No One Doubts Her Status As A Very special friend of Bill and Hillary--or that Susan Thomases, a brash New York securities lawyer who has known both Clintons since the 1970s, played an important unofficial role in the confusion after Vince Foster's suicide. Thomases, who served the Clinton presidential campaign as chief scheduler and who is still Hillary Clinton's private lawyer, will be questioned at the Senate Whitewater hearings this week. That should raise her profile as an influential member of the Clinton entourage. But what few outside the Beltway know is that Thomases has turned her friendship into a career as a Washington influence peddler-and she isn't subtle about it.

Thomases declined repeated requests for comment. But those who have seen her at work describe a heavy-handed style. Hired to represent a group of Puerto Rican companies in a dispute with the U.S. Department of Housing and Urban Development, she stunned a lawyer representing the firms by announcing that "this matter is not going to be reviewed by the president of the United States"-the message being that she could involve him if need be. The lawyer, Dan Krivit, says his first thought was "I would hope he's got better things to do."

Thomases charged ahead-and got to the top of the White House staff. In late March she got Krivit a meeting with Bruce Katz, chief of staff at HUD. Katz then got a call from White House deputy chief of staff Harold Ickes inquiring about the Puerto Rican problem. "I'm asked for status reports on lots of things," Katz said.
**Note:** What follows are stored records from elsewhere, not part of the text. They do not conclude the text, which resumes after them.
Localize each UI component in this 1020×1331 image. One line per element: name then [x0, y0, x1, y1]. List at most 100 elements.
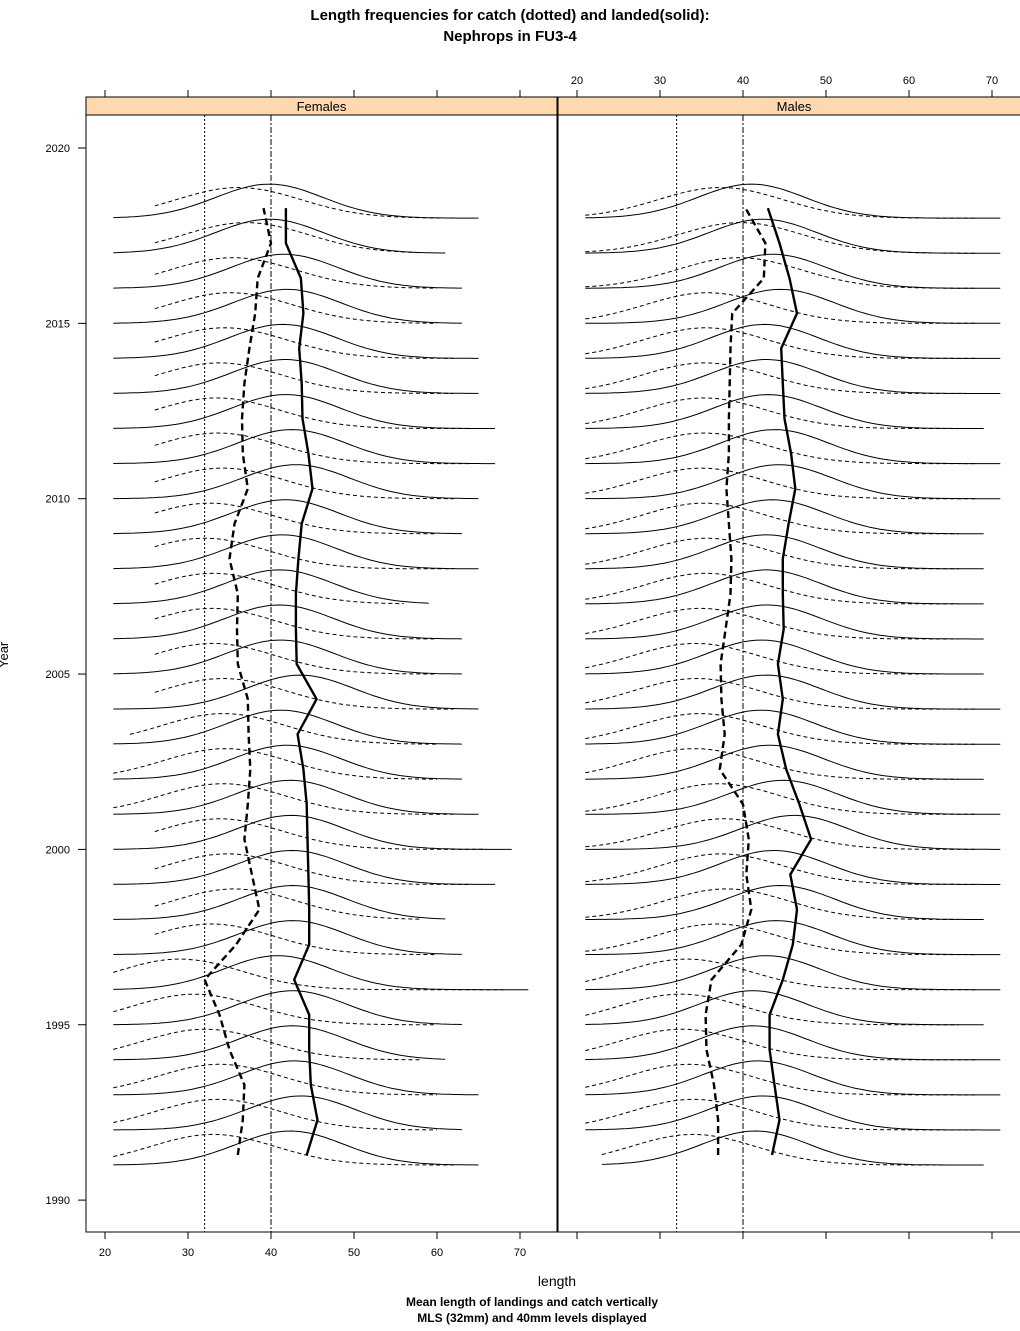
landed-curve-2014 — [113, 323, 479, 359]
landed-curve-1997 — [113, 920, 462, 955]
landed-curve-2012 — [113, 394, 496, 429]
landed-curve-1993 — [585, 1060, 1001, 1096]
landed-curve-2018 — [585, 183, 1001, 219]
catch-curve-1993 — [113, 1063, 437, 1096]
landed-curve-2002 — [113, 744, 462, 780]
mean-catch-line — [704, 207, 767, 1155]
landed-curve-2007 — [113, 569, 429, 605]
catch-curve-1991 — [113, 1133, 454, 1166]
landed-curve-2007 — [585, 569, 984, 605]
catch-curve-1992 — [113, 1098, 437, 1131]
landed-curve-2006 — [113, 604, 462, 640]
landed-curve-2017 — [113, 218, 446, 254]
catch-curve-2006 — [154, 607, 437, 640]
catch-curve-2012 — [154, 397, 471, 430]
catch-curve-1992 — [585, 1098, 976, 1131]
landed-curve-2001 — [113, 779, 479, 815]
catch-curve-2001 — [585, 783, 976, 815]
landed-curve-1993 — [113, 1060, 479, 1096]
panel-frame — [85, 114, 558, 1233]
landed-curve-2015 — [113, 288, 462, 324]
landed-curve-1991 — [113, 1130, 479, 1166]
catch-curve-2013 — [585, 362, 976, 394]
mean-landed-line — [766, 207, 813, 1156]
landed-curve-1999 — [585, 850, 1001, 885]
landed-curve-2005 — [585, 639, 984, 675]
catch-curve-2015 — [585, 292, 976, 324]
catch-curve-2009 — [585, 502, 959, 535]
catch-curve-2000 — [154, 818, 487, 850]
landed-curve-2002 — [585, 744, 984, 780]
catch-curve-2017 — [154, 222, 421, 254]
landed-curve-2000 — [113, 814, 512, 850]
panel-frame — [557, 114, 1020, 1233]
x-tick-label-top: 40 — [737, 75, 749, 87]
landed-curve-1992 — [585, 1095, 1001, 1131]
catch-curve-2011 — [154, 432, 471, 465]
catch-curve-2016 — [154, 257, 437, 289]
catch-curve-1997 — [585, 923, 976, 956]
landed-curve-2006 — [585, 604, 984, 640]
catch-curve-2010 — [154, 467, 454, 500]
landed-curve-2010 — [113, 464, 479, 500]
x-tick-label-top: 20 — [571, 75, 583, 87]
caption-line-2: MLS (32mm) and 40mm levels displayed — [417, 1311, 647, 1325]
x-tick-label-bottom: 60 — [431, 1247, 443, 1259]
catch-curve-2015 — [154, 292, 437, 324]
landed-curve-1995 — [585, 990, 984, 1026]
y-tick-label: 2010 — [46, 494, 70, 506]
y-tick-label: 2005 — [46, 669, 70, 681]
y-tick-label: 2020 — [46, 143, 70, 155]
x-tick-label-bottom: 30 — [182, 1247, 194, 1259]
catch-curve-2013 — [154, 362, 454, 394]
landed-curve-2018 — [113, 183, 479, 219]
catch-curve-2018 — [585, 187, 976, 219]
y-tick-label: 1995 — [46, 1020, 70, 1032]
catch-curve-2007 — [585, 572, 959, 605]
catch-curve-2000 — [585, 818, 976, 850]
catch-curve-1993 — [585, 1063, 976, 1096]
catch-curve-2010 — [585, 467, 976, 500]
y-tick-label: 2000 — [46, 844, 70, 856]
catch-curve-2002 — [113, 748, 438, 780]
catch-curve-2008 — [585, 537, 959, 570]
landed-curve-2005 — [113, 639, 462, 675]
catch-curve-2014 — [154, 327, 454, 359]
landed-curve-1991 — [601, 1130, 984, 1166]
landed-curve-1994 — [113, 1025, 446, 1061]
panel-strip-label: Males — [777, 99, 812, 114]
chart-subtitle: Nephrops in FU3-4 — [443, 28, 577, 45]
landed-curve-1994 — [585, 1025, 1001, 1061]
landed-curve-2013 — [113, 359, 479, 394]
catch-curve-2006 — [585, 607, 959, 640]
caption-line-1: Mean length of landings and catch vertic… — [405, 1295, 659, 1309]
catch-curve-1995 — [585, 993, 959, 1026]
catch-curve-2003 — [585, 713, 976, 745]
landed-curve-2009 — [113, 499, 462, 535]
catch-curve-2004 — [585, 677, 976, 710]
x-axis-label: length — [537, 1273, 577, 1289]
y-tick-label: 1990 — [46, 1195, 70, 1207]
y-axis-label: Year — [0, 641, 11, 668]
landed-curve-2001 — [585, 779, 1001, 815]
catch-curve-2007 — [154, 572, 404, 605]
landed-curve-2017 — [585, 218, 1001, 254]
landed-curve-1996 — [585, 955, 1001, 991]
landed-curve-1998 — [585, 884, 984, 920]
landed-curve-1998 — [113, 884, 446, 920]
landed-curve-2008 — [113, 534, 479, 570]
catch-curve-2014 — [585, 327, 976, 359]
landed-curve-2016 — [585, 253, 1001, 289]
catch-curve-1991 — [601, 1133, 959, 1166]
catch-curve-1999 — [585, 853, 976, 885]
catch-curve-2017 — [585, 222, 976, 254]
catch-curve-2012 — [585, 397, 959, 430]
chart-title: Length frequencies for catch (dotted) an… — [310, 7, 710, 24]
catch-curve-2002 — [585, 748, 959, 780]
x-tick-label-top: 60 — [903, 75, 915, 87]
x-tick-label-bottom: 50 — [348, 1247, 360, 1259]
catch-curve-1998 — [585, 888, 959, 920]
x-tick-label-bottom: 20 — [99, 1247, 111, 1259]
catch-curve-2008 — [154, 537, 454, 570]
Thomases also represented the Niagara River Toll Bridge Commission, an obscure quasi-public body in upper New York state, in a profoundly picayune dispute with the National Park Service. The commission wanted to build a toll plaza; the Feds objected that the structure might obstruct the view of Niagara Falls. "There's no question Susan used the specter of White House interest as a calling card," one participant says. During a meeting with recalcitrant federal officials, this source recalls, Thomases mentioned her involvement in the administration's plans to "reinvent government," then pointedly told her adversaries "who knows where you're all going to end up" when the reorganization is over.

She is now using her clout to help J.P. Morgan and Co. on an issue of far greater significance than tollbooths. The company hopes to finance the privatization of the U.S. Enrichment Corporation, a federally backed agency that buys de-enriched uranium from Russia's nuclear-weapons stock-pile. The idea of privatizing USEC is controversial, since critics say it could create a monopoly in the world uranium market. In recent months Thomases has pressed the plan with senior Treasury officials.

Ironically, only last week Clinton announced a decision to restrict lobbyists' access to federal officials. The reform will apply to many other Beltway operators, of course--but the Clintons might want to make an exception for the First Lady's pal.